Russia-Ucraina, la guerra dei droni. Ma non la prima

Navali, aerei e terrestri, quella tra Russia e Ucraina può essere definita la prima guerra tra droni, ma l'idea è vecchia: i sovietici li usarono nel 1939 e i Goliath dei nazisti colpirono gli inglesi durante lo sbarco in Normandia

La guerra russo-ucraina sta rivelando la sperimentazione operativa di un numero sempre maggiore di mezzi armati senza pilota. Tra imbarcazioni, carri armati, velivoli ed elicotteri, non c'è dominio nel quale non siano apparsi nuovi droni oppure macchine nate per essere pilotate da esseri umani e trasformate in “unmanned”. Tra il 19 e il 24 maggio sono state diffuse per la prima volta le immagini di un attacco compiuto da un drone marino russo contro un altro mezzo navale senza pilota a bordo, in questo caso uno Usv V-5 Magura ucraino intercettato nel Mar Nero mentre era fermo. In questo caso l'equipaggio remoto doveva essere a una distanza notevole, oltre i 20 km, perciò è plausibile che fossero presenti altri Usv equipaggiati per estendere la copertura radio della stazione di comando e controllo, come fossero ripetitori, oppure che lo stesso Magura sia stato rilasciato da una nave porta-Usv come la Pchelka, oppure ancora che possa essere stato aviolanciato.

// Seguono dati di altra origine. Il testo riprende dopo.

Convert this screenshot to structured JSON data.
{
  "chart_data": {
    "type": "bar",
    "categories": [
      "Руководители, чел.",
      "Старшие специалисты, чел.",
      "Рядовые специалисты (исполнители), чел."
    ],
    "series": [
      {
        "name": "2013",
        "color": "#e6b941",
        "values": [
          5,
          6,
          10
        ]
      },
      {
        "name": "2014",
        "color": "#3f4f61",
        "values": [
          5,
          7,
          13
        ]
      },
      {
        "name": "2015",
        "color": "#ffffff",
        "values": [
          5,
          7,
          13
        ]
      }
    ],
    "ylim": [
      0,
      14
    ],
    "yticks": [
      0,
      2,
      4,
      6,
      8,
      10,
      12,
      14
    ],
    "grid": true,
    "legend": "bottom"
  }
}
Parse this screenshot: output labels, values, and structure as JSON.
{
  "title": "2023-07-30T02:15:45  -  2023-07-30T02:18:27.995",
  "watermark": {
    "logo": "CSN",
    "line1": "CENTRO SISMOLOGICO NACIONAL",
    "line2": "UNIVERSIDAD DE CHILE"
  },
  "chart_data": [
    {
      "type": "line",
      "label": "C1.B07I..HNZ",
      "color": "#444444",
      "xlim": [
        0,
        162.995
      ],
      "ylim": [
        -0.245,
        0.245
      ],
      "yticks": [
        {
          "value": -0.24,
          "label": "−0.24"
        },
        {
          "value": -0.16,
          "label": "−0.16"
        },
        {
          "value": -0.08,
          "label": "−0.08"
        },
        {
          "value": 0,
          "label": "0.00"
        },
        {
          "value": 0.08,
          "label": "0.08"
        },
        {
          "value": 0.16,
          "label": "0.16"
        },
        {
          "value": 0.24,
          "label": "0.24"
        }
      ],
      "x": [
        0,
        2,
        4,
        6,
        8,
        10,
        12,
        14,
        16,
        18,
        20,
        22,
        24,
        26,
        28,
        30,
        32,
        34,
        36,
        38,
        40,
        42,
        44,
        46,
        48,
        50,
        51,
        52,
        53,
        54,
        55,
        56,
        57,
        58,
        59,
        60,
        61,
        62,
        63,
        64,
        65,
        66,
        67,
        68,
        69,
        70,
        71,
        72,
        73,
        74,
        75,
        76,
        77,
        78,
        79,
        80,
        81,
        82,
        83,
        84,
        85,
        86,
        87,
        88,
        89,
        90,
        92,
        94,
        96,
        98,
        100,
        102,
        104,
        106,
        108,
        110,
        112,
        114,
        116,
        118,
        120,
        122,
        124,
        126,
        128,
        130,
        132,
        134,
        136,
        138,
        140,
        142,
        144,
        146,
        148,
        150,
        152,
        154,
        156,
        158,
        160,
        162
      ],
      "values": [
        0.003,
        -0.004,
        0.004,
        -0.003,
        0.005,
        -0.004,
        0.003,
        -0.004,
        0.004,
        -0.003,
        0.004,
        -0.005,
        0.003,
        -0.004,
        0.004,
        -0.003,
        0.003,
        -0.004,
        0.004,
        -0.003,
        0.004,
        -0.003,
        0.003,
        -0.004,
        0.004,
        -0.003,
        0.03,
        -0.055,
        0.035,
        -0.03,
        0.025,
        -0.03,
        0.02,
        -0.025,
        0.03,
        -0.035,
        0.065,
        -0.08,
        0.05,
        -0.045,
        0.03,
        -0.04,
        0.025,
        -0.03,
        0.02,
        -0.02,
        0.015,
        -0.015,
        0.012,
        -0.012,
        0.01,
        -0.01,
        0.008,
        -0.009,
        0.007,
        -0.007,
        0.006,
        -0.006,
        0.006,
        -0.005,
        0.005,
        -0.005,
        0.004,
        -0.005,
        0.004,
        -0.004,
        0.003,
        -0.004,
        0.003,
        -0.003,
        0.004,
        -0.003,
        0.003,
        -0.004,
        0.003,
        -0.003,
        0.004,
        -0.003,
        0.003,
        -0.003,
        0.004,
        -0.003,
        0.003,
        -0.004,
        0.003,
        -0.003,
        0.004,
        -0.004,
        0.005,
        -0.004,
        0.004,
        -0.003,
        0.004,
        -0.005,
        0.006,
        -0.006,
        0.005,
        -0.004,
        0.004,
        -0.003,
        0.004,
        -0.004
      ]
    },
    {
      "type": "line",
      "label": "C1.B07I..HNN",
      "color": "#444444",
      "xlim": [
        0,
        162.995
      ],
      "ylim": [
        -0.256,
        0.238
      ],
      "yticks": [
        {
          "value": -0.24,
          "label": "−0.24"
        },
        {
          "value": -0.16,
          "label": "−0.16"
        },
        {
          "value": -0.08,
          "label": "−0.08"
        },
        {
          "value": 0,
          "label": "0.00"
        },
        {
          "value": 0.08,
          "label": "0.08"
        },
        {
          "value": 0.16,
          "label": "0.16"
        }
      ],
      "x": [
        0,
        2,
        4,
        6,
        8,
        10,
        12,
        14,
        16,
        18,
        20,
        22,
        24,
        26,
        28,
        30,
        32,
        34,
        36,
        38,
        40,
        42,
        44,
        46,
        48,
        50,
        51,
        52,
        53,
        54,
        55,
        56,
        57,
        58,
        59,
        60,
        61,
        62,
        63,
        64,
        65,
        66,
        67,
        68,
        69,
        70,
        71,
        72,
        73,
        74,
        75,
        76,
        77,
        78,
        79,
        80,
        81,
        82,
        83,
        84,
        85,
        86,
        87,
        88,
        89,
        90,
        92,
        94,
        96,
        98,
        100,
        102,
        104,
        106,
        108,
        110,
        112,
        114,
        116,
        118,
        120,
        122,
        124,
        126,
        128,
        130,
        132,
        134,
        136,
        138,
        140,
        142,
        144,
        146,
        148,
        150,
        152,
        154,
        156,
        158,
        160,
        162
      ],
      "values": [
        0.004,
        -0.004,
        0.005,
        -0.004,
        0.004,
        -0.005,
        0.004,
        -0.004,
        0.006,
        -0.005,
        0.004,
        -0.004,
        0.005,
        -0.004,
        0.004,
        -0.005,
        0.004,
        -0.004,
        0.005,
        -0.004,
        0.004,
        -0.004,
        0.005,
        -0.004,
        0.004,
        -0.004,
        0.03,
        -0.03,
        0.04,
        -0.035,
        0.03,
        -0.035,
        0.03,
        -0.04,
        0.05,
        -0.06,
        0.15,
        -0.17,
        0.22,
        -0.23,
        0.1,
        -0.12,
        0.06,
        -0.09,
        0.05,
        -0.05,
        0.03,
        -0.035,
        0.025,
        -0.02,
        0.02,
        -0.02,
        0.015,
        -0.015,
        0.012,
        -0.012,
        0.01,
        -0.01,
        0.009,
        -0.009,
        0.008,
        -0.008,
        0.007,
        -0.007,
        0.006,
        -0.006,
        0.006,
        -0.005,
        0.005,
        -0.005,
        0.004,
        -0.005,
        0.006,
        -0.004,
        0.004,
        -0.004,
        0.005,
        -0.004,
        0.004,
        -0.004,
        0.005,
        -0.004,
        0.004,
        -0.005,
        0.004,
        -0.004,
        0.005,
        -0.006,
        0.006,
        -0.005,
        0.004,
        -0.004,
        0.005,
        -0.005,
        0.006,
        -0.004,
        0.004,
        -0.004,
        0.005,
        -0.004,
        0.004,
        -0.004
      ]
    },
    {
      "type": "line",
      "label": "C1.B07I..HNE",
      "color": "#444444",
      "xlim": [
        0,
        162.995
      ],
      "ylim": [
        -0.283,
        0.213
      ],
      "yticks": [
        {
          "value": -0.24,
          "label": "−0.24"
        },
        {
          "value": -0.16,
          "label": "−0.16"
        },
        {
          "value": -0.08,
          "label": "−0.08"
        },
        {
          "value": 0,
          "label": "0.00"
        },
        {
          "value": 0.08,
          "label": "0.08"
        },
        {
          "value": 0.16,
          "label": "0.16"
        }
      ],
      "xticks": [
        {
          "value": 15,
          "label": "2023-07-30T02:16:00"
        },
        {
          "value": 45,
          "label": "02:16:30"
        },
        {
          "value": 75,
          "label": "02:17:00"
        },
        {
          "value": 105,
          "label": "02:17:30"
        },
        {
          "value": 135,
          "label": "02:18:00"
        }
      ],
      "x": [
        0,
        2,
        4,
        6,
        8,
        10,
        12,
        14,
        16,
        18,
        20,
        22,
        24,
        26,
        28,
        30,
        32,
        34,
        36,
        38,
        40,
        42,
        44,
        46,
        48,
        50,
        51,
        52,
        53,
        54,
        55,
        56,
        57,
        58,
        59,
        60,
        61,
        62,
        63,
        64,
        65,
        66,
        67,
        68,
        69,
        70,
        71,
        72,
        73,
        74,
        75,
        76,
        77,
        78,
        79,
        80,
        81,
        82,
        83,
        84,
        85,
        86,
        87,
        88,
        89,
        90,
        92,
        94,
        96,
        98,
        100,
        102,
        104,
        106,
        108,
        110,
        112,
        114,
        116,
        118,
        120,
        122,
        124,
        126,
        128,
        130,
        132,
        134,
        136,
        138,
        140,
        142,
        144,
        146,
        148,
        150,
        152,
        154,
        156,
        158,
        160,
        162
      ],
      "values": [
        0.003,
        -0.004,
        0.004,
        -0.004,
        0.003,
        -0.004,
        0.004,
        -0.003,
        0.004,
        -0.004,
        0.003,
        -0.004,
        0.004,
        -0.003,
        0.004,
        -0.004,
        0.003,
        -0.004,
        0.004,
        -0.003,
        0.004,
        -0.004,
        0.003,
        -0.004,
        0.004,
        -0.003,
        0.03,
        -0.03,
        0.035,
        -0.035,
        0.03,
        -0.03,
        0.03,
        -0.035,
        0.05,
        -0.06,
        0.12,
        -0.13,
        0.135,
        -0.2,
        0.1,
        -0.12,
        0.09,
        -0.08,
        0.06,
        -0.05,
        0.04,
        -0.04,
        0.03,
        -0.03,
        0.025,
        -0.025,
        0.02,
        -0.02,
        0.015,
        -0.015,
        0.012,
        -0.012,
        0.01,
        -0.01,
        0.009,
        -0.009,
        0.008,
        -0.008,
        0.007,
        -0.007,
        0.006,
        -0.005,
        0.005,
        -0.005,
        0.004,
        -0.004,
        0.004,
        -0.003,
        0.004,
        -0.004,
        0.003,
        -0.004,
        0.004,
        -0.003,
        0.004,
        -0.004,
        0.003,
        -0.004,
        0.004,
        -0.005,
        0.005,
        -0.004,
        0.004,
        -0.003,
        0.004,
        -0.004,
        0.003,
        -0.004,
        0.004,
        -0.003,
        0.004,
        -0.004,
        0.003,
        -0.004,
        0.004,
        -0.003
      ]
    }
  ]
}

Dall'acqua al terreno, già due anni fa la Difesa russa aveva offerto una ricompensa in denaro, l'equivalente di circa 12.000 dollari, a chi fosse riuscito a catturare o sequestrare un veicolo terrestre senza pilota di fabbricazione estone operante in Ucraina, il Themis della Milren Robotics, azienda appartenente agli Emirati Arabi Uniti ma con sede a Tallin ma anche in Olanda, Svezia e Finlandia.

E nel febbraio di quest'anno la ricompensa era stata raddoppiata con una dichiarazione rilasciata dal direttore del centro per gli studi militari Ruslan Pukhov ai media russi. Ebbene: all'inizio di maggio i canali Telegram hanno pubblicato le immagini di un modello di Themis. Interrogato dalla stampa specializzata del settore Difesa, un portavoce dell'azienda ha rifiutato di commentare dicendo soltanto che la società è a conoscenza delle immagini diffuse e del fatto che l'esercito ucraino li stesse sperimentando dal febbraio scorso ma per missioni di sminamento e di trasporto di merci nelle località pericolose da raggiungere per le truppe. L'azienda ha però annunciato il 23 maggio che sta quintuplicando la capacità produttiva con l'aggiunta di un nuovo stabilimento accanto alla sede centrale di Tallinn, in Estonia. Si prevede che il nuovo spazio produrrà 500 unità Themis all'anno. E alla domanda del motivo di tante commesse, Milren Robotics ha risposto che se fino a poco tempo fa i governi acquistavano poche unità per svolgere valutazioni e collaudi, “ora hanno valutato l'efficacia e molti clienti si stanno preparando a lanciare acquisti in quantità elevate”, come ha affermato l'amministratore delegato Kuldar Väärsi. Dal punto di vista tecnologico l'interesse nell'analisi di questi mezzi non è tanto nella struttura quanto nell'ambito dei sensori e dei sistemi di trasmissione e ricezione dati in modo codificato e criptato e difficilmente disturbabili. Il vantaggio per il nemico è quello di poter localizzare le trasmissioni prendendo di mira il centro di controllo, di decifrare le comunicazioni e creare sistemi di disturbo che possano bloccare i droni, poterne prendere il controllo o comunque poter migliorare il livello delle radiocomunicazioni e dei sensori delle proprie flotte unmanned.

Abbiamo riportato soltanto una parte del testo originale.